Cocasse ! Lui qui en abusait contre ces « Gaulois réfractaires », ces fainéants qui refusent de traverser
la rue pour trouver du boulot, « ces
gens qui ne sont rien » et ces retraités qui n’ont « pas le droit de se plaindre ».
Et
cette campagne électorale qui patine,
qui ne démarre qu’à grand’ peine. Cette Loiseau, à la tête de la liste LRM qui
a tellement appris à marcher au pas, qu’elle ne s’envole pas : elle est en
perdition. Macron se voyant obligé, pour tenter de racoler des écolos, de
descendre de nouveau dans l’arène pour défendre la vie sauvage, sauvegarder les
espèces en voie de disparition, bien qu’il nous assure qu’il manque d’espèces
budgétaires. Ce sursaut écolo, malgré le glyphosate prolongé et le Hulot perdu,
la démago peut-elle faire illusion ?
Pire,
semble-t-il, rien ne va plus, la marche prend des allures de débandade. Il ne peut même plus compter
sur LRM. Une dizaine de ses salariés, sur 90, veulent bénéficier ( !)
d’une rupture conventionnelle ; ils digèrent très mal leurs salaires
« inférieurs de 20 à 30 % à ce qu’ils pourraient obtenir dans le
privé ». Refus de la DRH ! Vont-ils rejoindre les ronds-points ?
D’autres se sont fait la malle dans le privé, comme la directrice de la Com, Pettavino ; ses fonctions sont, depuis,
externalisées, l’agence Havas fera l’affaire. En outre, le recrutement de Paul
Midy, ancien patron de livraisons de repas Frichti, est censé faire prendre la
mayonnaise LRM…
Reste
que Macron espérait avoir rallié les juppéistes, et bien, là aussi, ça ne marche
qu’à reculons. Certains l’ont lâché pour faire liste à part, d’autres, ces
grands maires qu’il a tant soignés, ont rejoint Bellamy/Wauquiez, le reste se
fait très discret et évite de se mouiller : les ingrats ! Alors, Macron
de tonner « il faut maintenant les
prendre les uns après les autres pour qu’ils traduisent leur soutien en acte ».
Vaste programme.
Sans
compter l’abstention, arriver en 2ème place, derrière la liste
lepéniste serait du plus mauvais effet pour la suite du mandat macronien. La
désertion du premier cercle, ses conseillers, pourrait s’amplifier. Jouer au
grand fédérateur de l’Europe néolibérale n’engendrerait que rires sardoniques.

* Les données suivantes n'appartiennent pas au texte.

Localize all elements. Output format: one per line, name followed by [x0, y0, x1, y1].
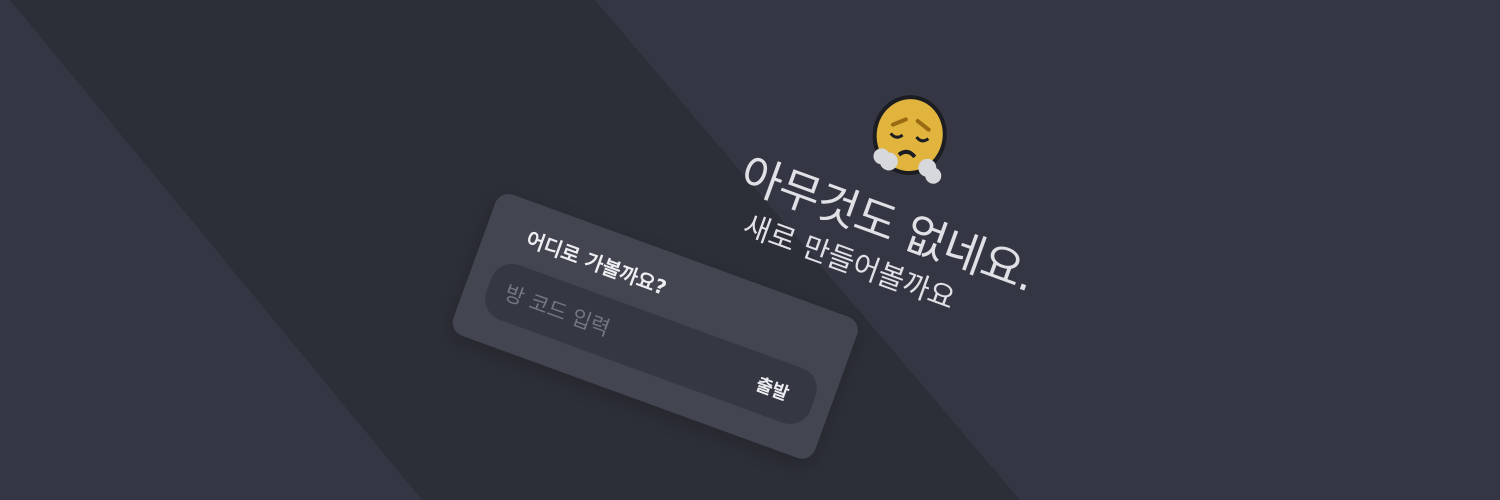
- face-with-steam-icon: [862, 87, 957, 193]
- depart-button[interactable]: 출발: [739, 360, 806, 416]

Pire ! Les élections suivantes ne pourraient plus permettre à LRM, ce parti
hors sol, de s’implanter dans les territoires.
Enfin,
il y a tous ces partis de l’ancien monde qui jouent maintenant au plus protectionniste que moi tu meurs !
Qu’ils soient verts, solidaires, made in France, tous les néolibéraux s’y
mettent. « L’Europe macronienne qui
protège », les Français n’y croient plus ; un nouvel assaut
démago n’y changera rien. Qu’importe que ces clameurs soient incompatibles avec
les traités européens, le chapitre XV de la Constitution, et qu’en Europe, une
grande partie des pays émettent une opposition farouche à toute limitation du
libre-échange. Racoler le populo reste la règle politicienne.
Bref,
comme disait Chirac, pour Macron « Les emmerdes volent en escadrilles ».
La dernière en date risque de lui pourrir
la vie jusqu’en 2020. Les Gilets Jaunes ont donné du courage à 248
parlementaires d’opposition, pour lui polluer sa fin de mandat. Cette alliance
contre nature, inédite, a reçu l’aval du Conseil constitutionnel : proposition de loi référendaire contre la
privatisation des Aéroports de Paris,
malgré (ou à cause !) du vote par le Parlement de la loi Pacte, dans
laquelle, elle est inscrite… mais dont les décrets d’application ne sont pas
parus. Ça n’a pas marché assez vite ! Et le gouvernement est obligé
d’annoncer le report de la privatisation et les recettes envisagées pour
satisfaire Bruxelles, avant le décret
gouvernemental, dans le délai d’un
mois maxi, afin de s’engager dans la collecte, pendant le délai de 9 mois, de 4 717 396
signatures. Va falloir également mettre en place un site informatique spécial
pour les saisir. Ensuite, le Parlement
aura à se prononcer dans un délai de 6
mois. Si l’une des deux Chambres refuse, ce sera… enfin ! Le
référendum. Macron, qui proposait de simplifier le RIP (Référendum d’initiative
populaire), risque d’être ripoliné en jaune pendant toute cette période agitée.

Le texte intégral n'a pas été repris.